For the evil that reigns, there is only the honest left to fear.
Clarissa was an ordinary nanny until Dr. Jeremy Colvert turned her into a bio-cybernetic freak. Now she's on the run, and an act of kindness might be her undoing.
When Michael met Clarissa everything in his world changed…again. Since the accident that nearly killed him, he too is a freak—a mixture of cyborg and man. Now they're hiding from those out to get them, and the aim to shut down Dr. Colvert's experimentation isn't exactly going as planned.
Love might have bloomed, but there'll be no future if they can't save each other.
Content Warning: this story contains sexual content and violence, but most of all hope
"You said I was the only one. I'm not like that anyway. I'm ready to go home." Fury grew, and he fisted his hands.
"No, Michael." Sara's voice firmed. "They didn't know about others until a report was made to the authorities a few weeks ago, but it was kept under wraps given your personal circumstances. I didn't know anything about it until last night when this was presented to me as the only resort. And yes, I agree, you exhibit no negative tendencies, but the authorities need to be sure of the safety and security of the populace."
She advanced, brushing off the concerns of the guards.
"But your current anger won't help, so sit down and listen." She reached for him, even as the two guards thrust their hands to their belts.
He stalked to the bed and dropped down. It dipped and creaked beneath him. His hiss of anger was long, loud, and she winced at his obvious frustration. "Right. I'm listening."
"Good. You're to be released to a halfway facility. Your parents and siblings can visit as often as they like. The added benefit is no one will be mauling you while your body is healing, which, I have to be honest, concerned me."
Michael had to work hard to contain his snarl.

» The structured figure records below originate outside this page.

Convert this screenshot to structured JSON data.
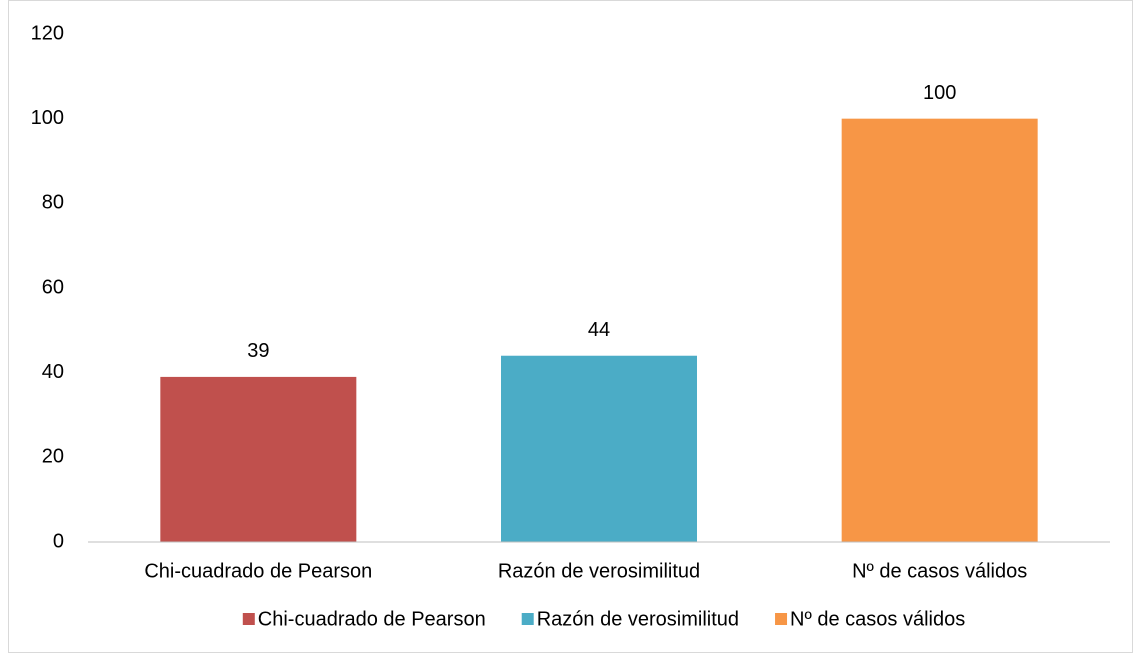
{
  "chart_data": {
    "type": "bar",
    "categories": [
      "Chi-cuadrado de Pearson",
      "Razón de verosimilitud",
      "Nº de casos válidos"
    ],
    "values": [
      39,
      44,
      100
    ],
    "colors": [
      "#c0504d",
      "#4bacc6",
      "#f79646"
    ],
    "ylim": [
      0,
      120
    ],
    "yticks": [
      0,
      20,
      40,
      60,
      80,
      100,
      120
    ],
    "grid": false,
    "legend": "bottom"
  }
}
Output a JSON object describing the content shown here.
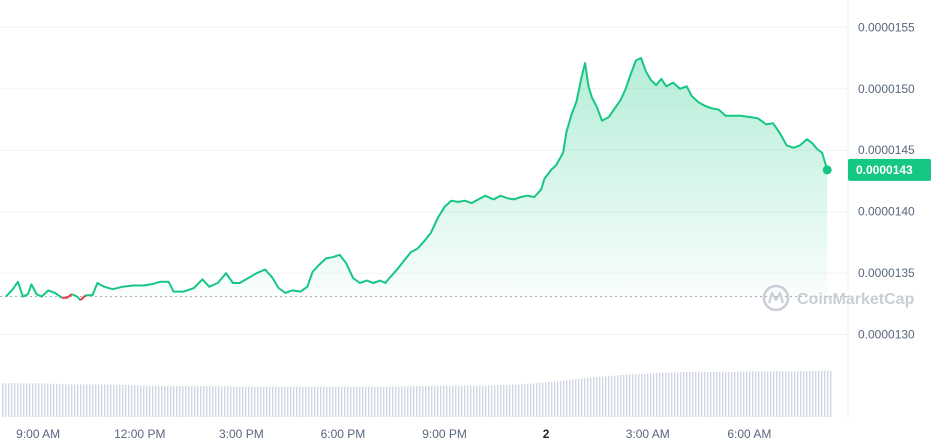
{
  "chart_data": {
    "type": "area",
    "y_ticks": [
      "0.0000155",
      "0.0000150",
      "0.0000145",
      "0.0000140",
      "0.0000135",
      "0.0000130"
    ],
    "y_tick_values": [
      1.55e-05,
      1.5e-05,
      1.45e-05,
      1.4e-05,
      1.35e-05,
      1.3e-05
    ],
    "x_ticks": [
      "9:00 AM",
      "12:00 PM",
      "3:00 PM",
      "6:00 PM",
      "9:00 PM",
      "2",
      "3:00 AM",
      "6:00 AM"
    ],
    "x_tick_hours": [
      9,
      12,
      15,
      18,
      21,
      24,
      27,
      30
    ],
    "bold_tick": "2",
    "current_price_label": "0.0000143",
    "open_price": 1.331e-05,
    "ylim": [
      1.255e-05,
      1.56e-05
    ],
    "xlim_hours": [
      8.05,
      32.5
    ],
    "colors": {
      "up": "#16c784",
      "down": "#ea3943",
      "volume": "#cfd6e4"
    },
    "watermark": "CoinMarketCap",
    "series": [
      {
        "values": [
          [
            8.05,
            1.331e-05
          ],
          [
            8.25,
            1.337e-05
          ],
          [
            8.4,
            1.343e-05
          ],
          [
            8.55,
            1.331e-05
          ],
          [
            8.7,
            1.333e-05
          ],
          [
            8.8,
            1.341e-05
          ],
          [
            8.95,
            1.333e-05
          ],
          [
            9.1,
            1.331e-05
          ],
          [
            9.3,
            1.336e-05
          ],
          [
            9.5,
            1.334e-05
          ],
          [
            9.7,
            1.33e-05
          ],
          [
            9.85,
            1.33e-05
          ],
          [
            10.0,
            1.333e-05
          ],
          [
            10.15,
            1.331e-05
          ],
          [
            10.25,
            1.328e-05
          ],
          [
            10.4,
            1.332e-05
          ],
          [
            10.6,
            1.332e-05
          ],
          [
            10.75,
            1.342e-05
          ],
          [
            10.95,
            1.339e-05
          ],
          [
            11.2,
            1.337e-05
          ],
          [
            11.5,
            1.339e-05
          ],
          [
            11.8,
            1.34e-05
          ],
          [
            12.1,
            1.34e-05
          ],
          [
            12.35,
            1.341e-05
          ],
          [
            12.6,
            1.343e-05
          ],
          [
            12.85,
            1.343e-05
          ],
          [
            13.0,
            1.335e-05
          ],
          [
            13.3,
            1.335e-05
          ],
          [
            13.6,
            1.338e-05
          ],
          [
            13.85,
            1.345e-05
          ],
          [
            14.05,
            1.339e-05
          ],
          [
            14.3,
            1.342e-05
          ],
          [
            14.55,
            1.35e-05
          ],
          [
            14.75,
            1.342e-05
          ],
          [
            14.95,
            1.342e-05
          ],
          [
            15.2,
            1.346e-05
          ],
          [
            15.45,
            1.35e-05
          ],
          [
            15.7,
            1.353e-05
          ],
          [
            15.9,
            1.347e-05
          ],
          [
            16.1,
            1.338e-05
          ],
          [
            16.3,
            1.334e-05
          ],
          [
            16.5,
            1.336e-05
          ],
          [
            16.75,
            1.335e-05
          ],
          [
            16.95,
            1.339e-05
          ],
          [
            17.1,
            1.351e-05
          ],
          [
            17.3,
            1.357e-05
          ],
          [
            17.5,
            1.362e-05
          ],
          [
            17.7,
            1.363e-05
          ],
          [
            17.9,
            1.365e-05
          ],
          [
            18.1,
            1.358e-05
          ],
          [
            18.3,
            1.346e-05
          ],
          [
            18.5,
            1.342e-05
          ],
          [
            18.7,
            1.344e-05
          ],
          [
            18.9,
            1.342e-05
          ],
          [
            19.1,
            1.344e-05
          ],
          [
            19.25,
            1.342e-05
          ],
          [
            19.4,
            1.347e-05
          ],
          [
            19.6,
            1.353e-05
          ],
          [
            19.8,
            1.36e-05
          ],
          [
            20.0,
            1.367e-05
          ],
          [
            20.2,
            1.37e-05
          ],
          [
            20.4,
            1.376e-05
          ],
          [
            20.6,
            1.383e-05
          ],
          [
            20.8,
            1.395e-05
          ],
          [
            21.0,
            1.404e-05
          ],
          [
            21.2,
            1.409e-05
          ],
          [
            21.4,
            1.408e-05
          ],
          [
            21.6,
            1.409e-05
          ],
          [
            21.8,
            1.407e-05
          ],
          [
            22.0,
            1.41e-05
          ],
          [
            22.2,
            1.413e-05
          ],
          [
            22.45,
            1.41e-05
          ],
          [
            22.65,
            1.413e-05
          ],
          [
            22.85,
            1.411e-05
          ],
          [
            23.05,
            1.41e-05
          ],
          [
            23.25,
            1.412e-05
          ],
          [
            23.45,
            1.413e-05
          ],
          [
            23.65,
            1.412e-05
          ],
          [
            23.85,
            1.418e-05
          ],
          [
            23.95,
            1.427e-05
          ],
          [
            24.15,
            1.434e-05
          ],
          [
            24.3,
            1.438e-05
          ],
          [
            24.5,
            1.448e-05
          ],
          [
            24.6,
            1.465e-05
          ],
          [
            24.75,
            1.479e-05
          ],
          [
            24.9,
            1.49e-05
          ],
          [
            25.05,
            1.51e-05
          ],
          [
            25.15,
            1.521e-05
          ],
          [
            25.25,
            1.502e-05
          ],
          [
            25.35,
            1.493e-05
          ],
          [
            25.5,
            1.485e-05
          ],
          [
            25.65,
            1.474e-05
          ],
          [
            25.85,
            1.477e-05
          ],
          [
            26.05,
            1.485e-05
          ],
          [
            26.2,
            1.491e-05
          ],
          [
            26.35,
            1.5e-05
          ],
          [
            26.5,
            1.512e-05
          ],
          [
            26.65,
            1.523e-05
          ],
          [
            26.8,
            1.525e-05
          ],
          [
            26.95,
            1.514e-05
          ],
          [
            27.1,
            1.507e-05
          ],
          [
            27.25,
            1.503e-05
          ],
          [
            27.4,
            1.508e-05
          ],
          [
            27.55,
            1.502e-05
          ],
          [
            27.75,
            1.505e-05
          ],
          [
            27.95,
            1.5e-05
          ],
          [
            28.15,
            1.502e-05
          ],
          [
            28.3,
            1.494e-05
          ],
          [
            28.5,
            1.489e-05
          ],
          [
            28.7,
            1.486e-05
          ],
          [
            28.9,
            1.484e-05
          ],
          [
            29.1,
            1.483e-05
          ],
          [
            29.3,
            1.478e-05
          ],
          [
            29.5,
            1.478e-05
          ],
          [
            29.75,
            1.478e-05
          ],
          [
            30.0,
            1.477e-05
          ],
          [
            30.25,
            1.476e-05
          ],
          [
            30.5,
            1.471e-05
          ],
          [
            30.7,
            1.472e-05
          ],
          [
            30.9,
            1.464e-05
          ],
          [
            31.1,
            1.454e-05
          ],
          [
            31.3,
            1.452e-05
          ],
          [
            31.5,
            1.454e-05
          ],
          [
            31.7,
            1.459e-05
          ],
          [
            31.85,
            1.456e-05
          ],
          [
            32.0,
            1.451e-05
          ],
          [
            32.15,
            1.448e-05
          ],
          [
            32.3,
            1.434e-05
          ]
        ]
      }
    ],
    "volume_level": [
      0.52,
      0.52,
      0.5,
      0.5,
      0.48,
      0.47,
      0.47,
      0.46,
      0.46,
      0.46,
      0.46,
      0.46,
      0.47,
      0.48,
      0.48,
      0.5,
      0.55,
      0.62,
      0.67,
      0.7,
      0.72,
      0.72,
      0.73,
      0.73,
      0.74
    ]
  }
}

"Your transplants are new, and I don't want you to be physically manhandled and run the risk of infection," she continued. "It's a win—the only one you're going to get. Otherwise, you'll have to stay here until they determine you are emotionally stable enough. You must recognize it's harder here, because the conditions are manufactured. It would take longer to achieve the outcome necessary, and I'm not sure that would be untainted. This way, you'll have freedom to come and go to some degree. Please, understand, I've fought hard for this. For you."
He snorted. "What's the alternative? If I choose to leave and not enter the halfway house or remain here?"
She shuddered and looked away.
Michael frowned. "Sara?"
"You'd be disengaged. That's the only other alternative." Her words were muffled, movements edgy as if she fought some great emotional turmoil.
It took a moment for the words to refine in his mind.
Disengage. Disengage his bio-tronic life support battery? "Sara?" Oxygen clogged in his throat, almost choking the life from him. "They'd do what?"
She reached out, placing her hand over his. "I'm sorry, Michael. You need to understand. I didn't choose any of this. I know you're exactly as you were mentally, but the psychologists don't. You have to prove to them that you're still human and the Michael we all knew before your accident."
Heavy and dark emotion, the kind he was unused to, coursed within his body. It wasn't anger. Nor was it frustration. Instead, it was some powerful mix—potent and scouring. Fury took the leading edge. He clenched his fists, hiding them behind his back so the guards wouldn't see.
A small monitor, yet another implantation created to assist him in monitoring his emotions and physical status, slid over his vision and showed him the level of distress radiating from him. It not only captured the levels of his breathing, but also that of Sara's increased respiration and perspiration. It reminded him, forcibly, of what he wasn't any longer and the humanity he'd lost.
It took seconds—five point three to be exact—for him to control himself, release the pressure in his hands, and his endorphin levels to begin decreasing. "Then I'll go, Sara. I'm sorry." He spoke clearly, his eyes on the guards, who nodded and stepped back. When he looked at her again, she'd dabbed away the tears that had wavered on her lashes.
This is the last time we'll meet like this, he promised himself. Not even really friends, but never more. He and Sara could never be anything more than doctor and patient, and for him that was more than enough.
If I had known what lay ahead, I don't think I would have wanted them to save me.
He rose and stepped away.
He stilled, his gaze settled on Sara. "Yes?"
"I'm…" She hiccuped. "I'm sorry." There was a tremble in her voice, but he refused to let it affect him.
"So am I, Sara." Then he turned slowly on his heel and dismissed her.